Pada dasarnya konsep kerja seorang sutradara meliputi pemanggungan sebuah lakon, permasalahan-permasalahan yang timbul dilapangan seorang sutradara harus dapat mengatasinya dengan baik, karena secara disadarai maupun tidak disadari akan mempengaruhi proses garapan yang akan dipersembahkan. Dalam sebuah pementasan drama modern, keberadaan naskah dan sutradara seperti menjadi sarat wajib tercapainya sebuah pementasan. Seorang sutradara memegang kendali kemana arah bentuk sebuah pementasan, baik taat kepada instruksi naskah maupun sebaliknya. Seorang sutradara memimpin sebuah karya pertunjukan sekaligus dapat memimpin kerja produksi dalam menggalang dana.
Terlepas dari hal di atas kerja seorang sutradara tidak dapat berhasil dengan baik tanpa adanya konsep yang kuat guna mewujudkan capaian artistik yang diiginkan. Maka seorang sutradara harus terus menerus mengasah kemampuan inetelektualnya dan kepekaan menggarap segala perangkat pertunjukan yang ada.
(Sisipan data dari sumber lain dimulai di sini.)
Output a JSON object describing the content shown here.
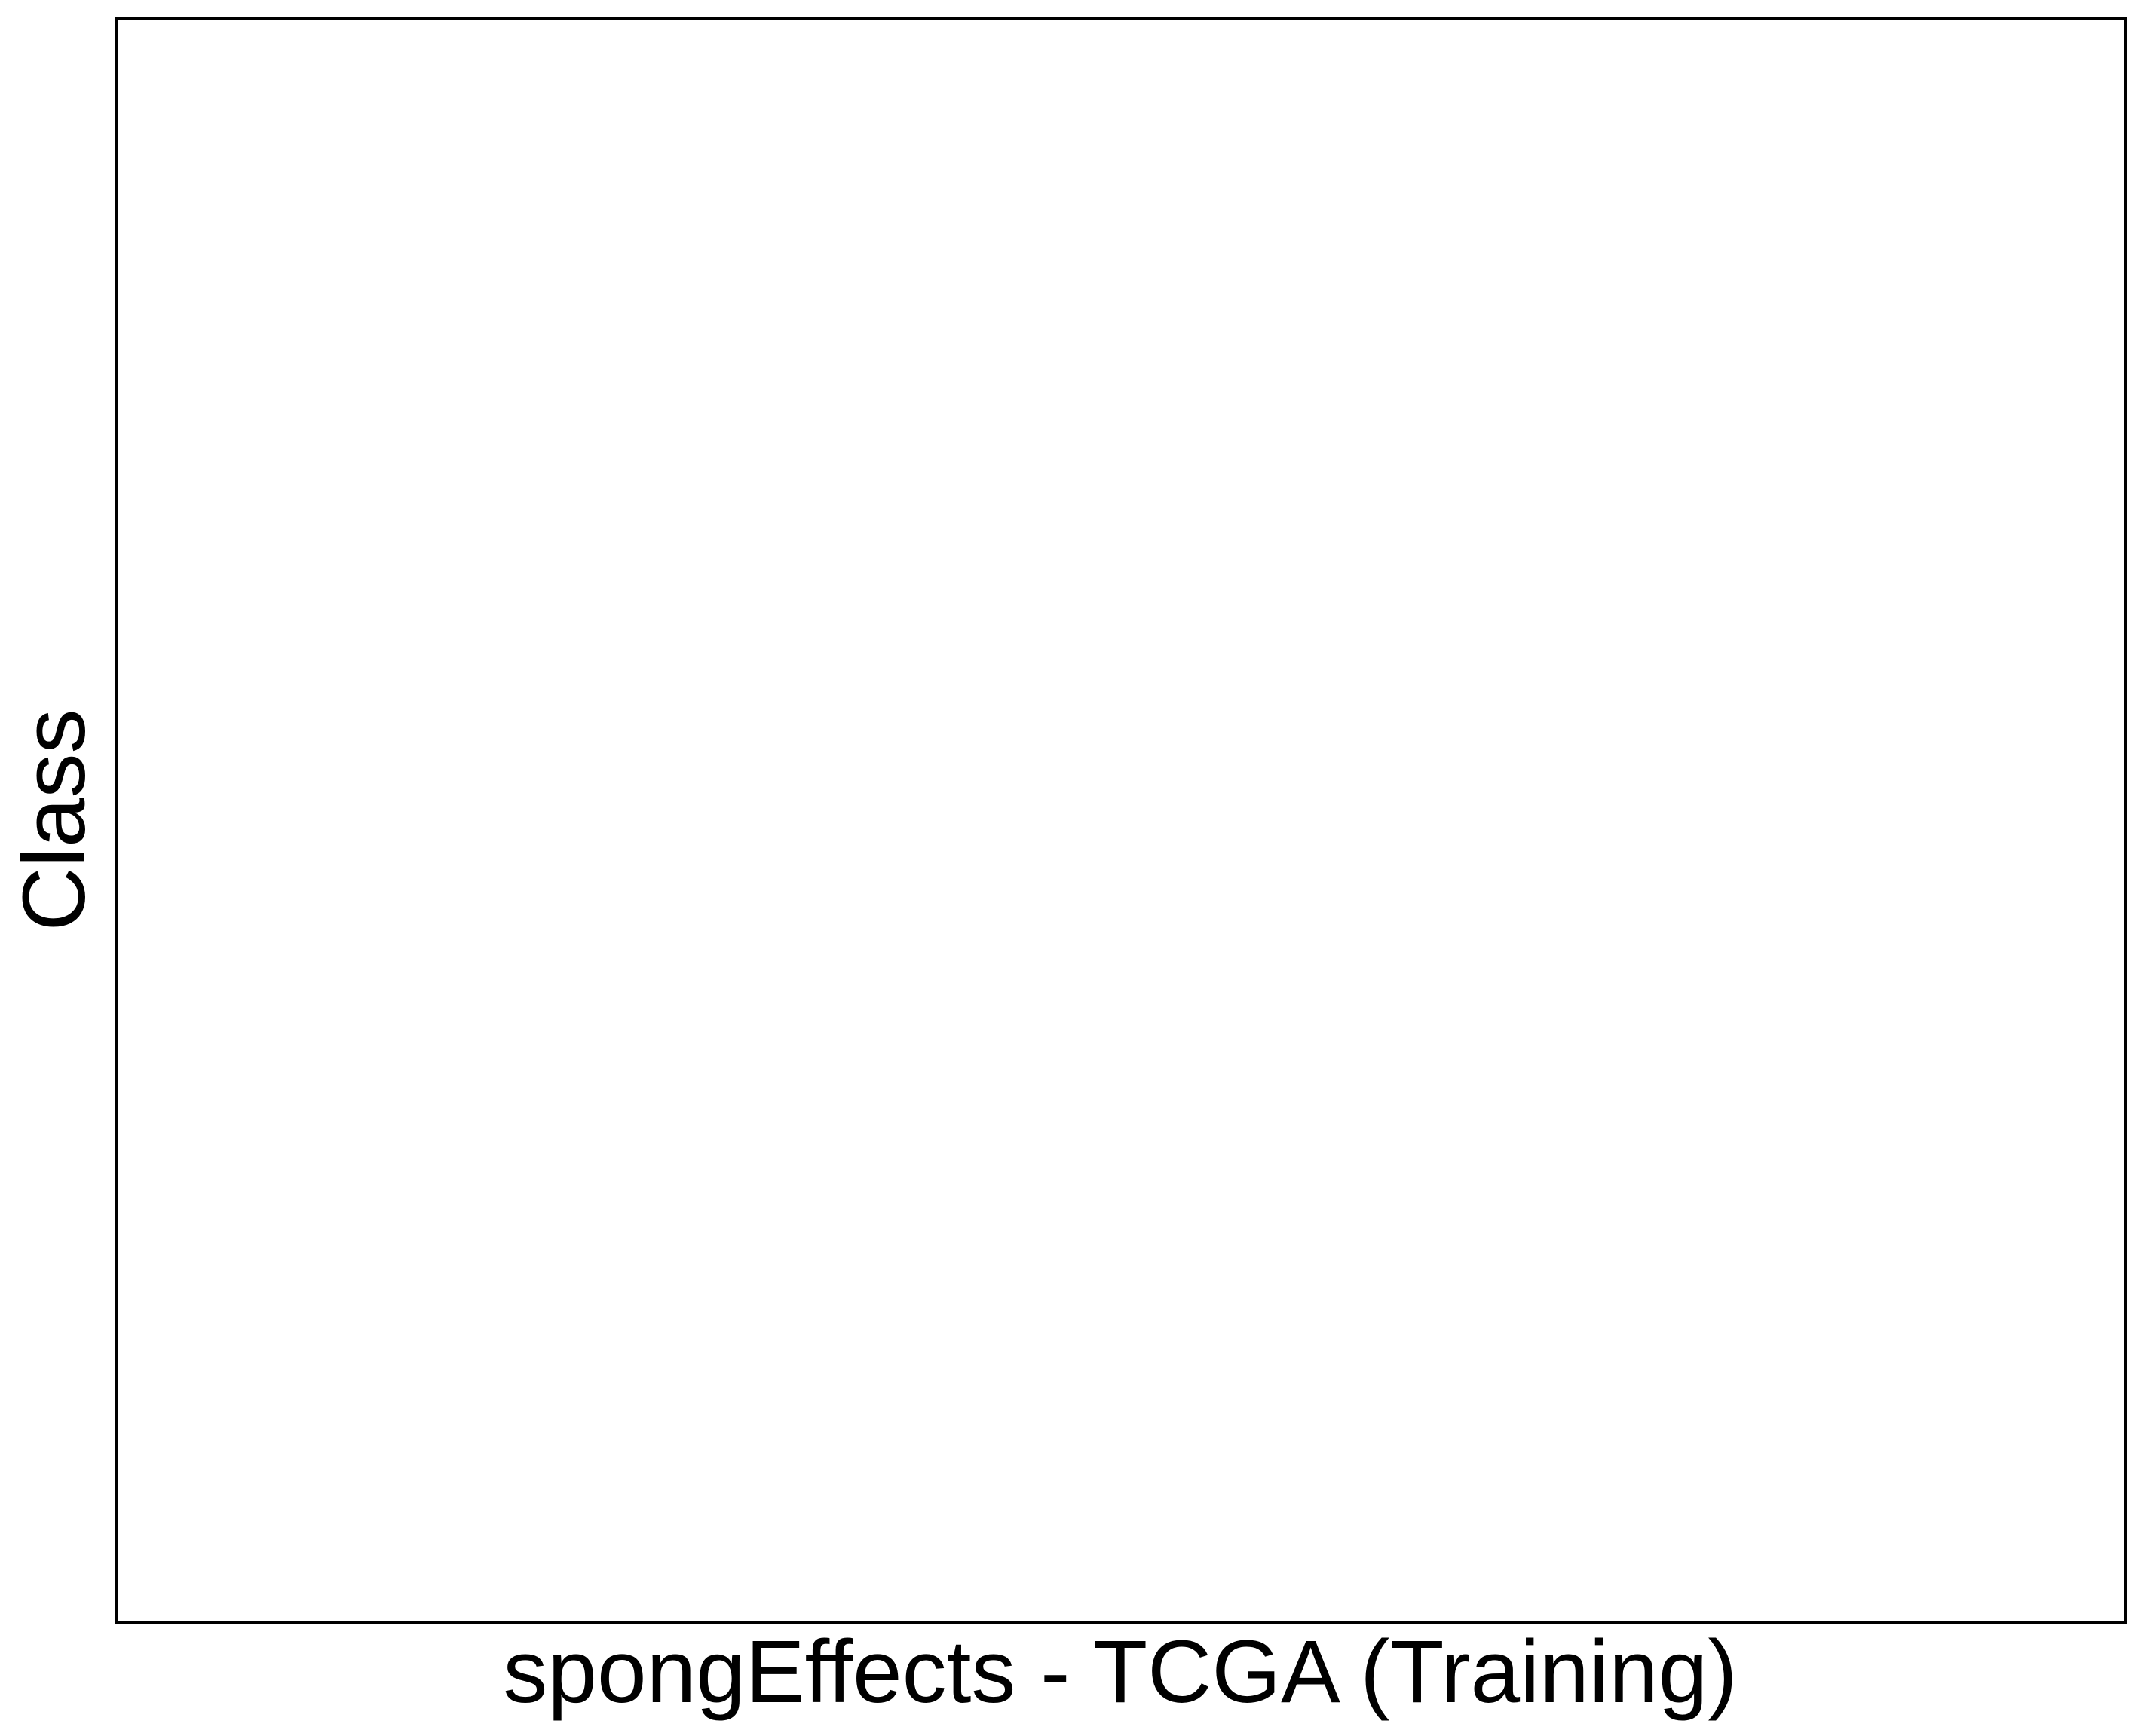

Namun hal itu tidak dapat dilakukan sekali dua kali dalam penggarapan, proses yang tanpa kenal lelah adalah sarat utama menjadi sutradara yang mumpunih.
Tugas Akhir ini menunjukan bagaimana kemampuan sutradara mengolah naskah, aktor, serta perangkat lainnya. Seorang sutradara yang merencanakan dengan baik garapannya akan semakin mematangkan kualitas artistik. Taik tata visual maupu tata audio. Seorang sutradara harus dapat memberikan motivasi kepada pemainnya, dan dapat pula sutradara melakukan sering dengan pendukung artistik lainnya, atau dapat pula seorang sutradara melakukan sering dengan supervisor, dan disini pelunis selaku sutradara memposisikan dosen pembimbing juga sebagai supervisor guna kematangan sebuah pementasan.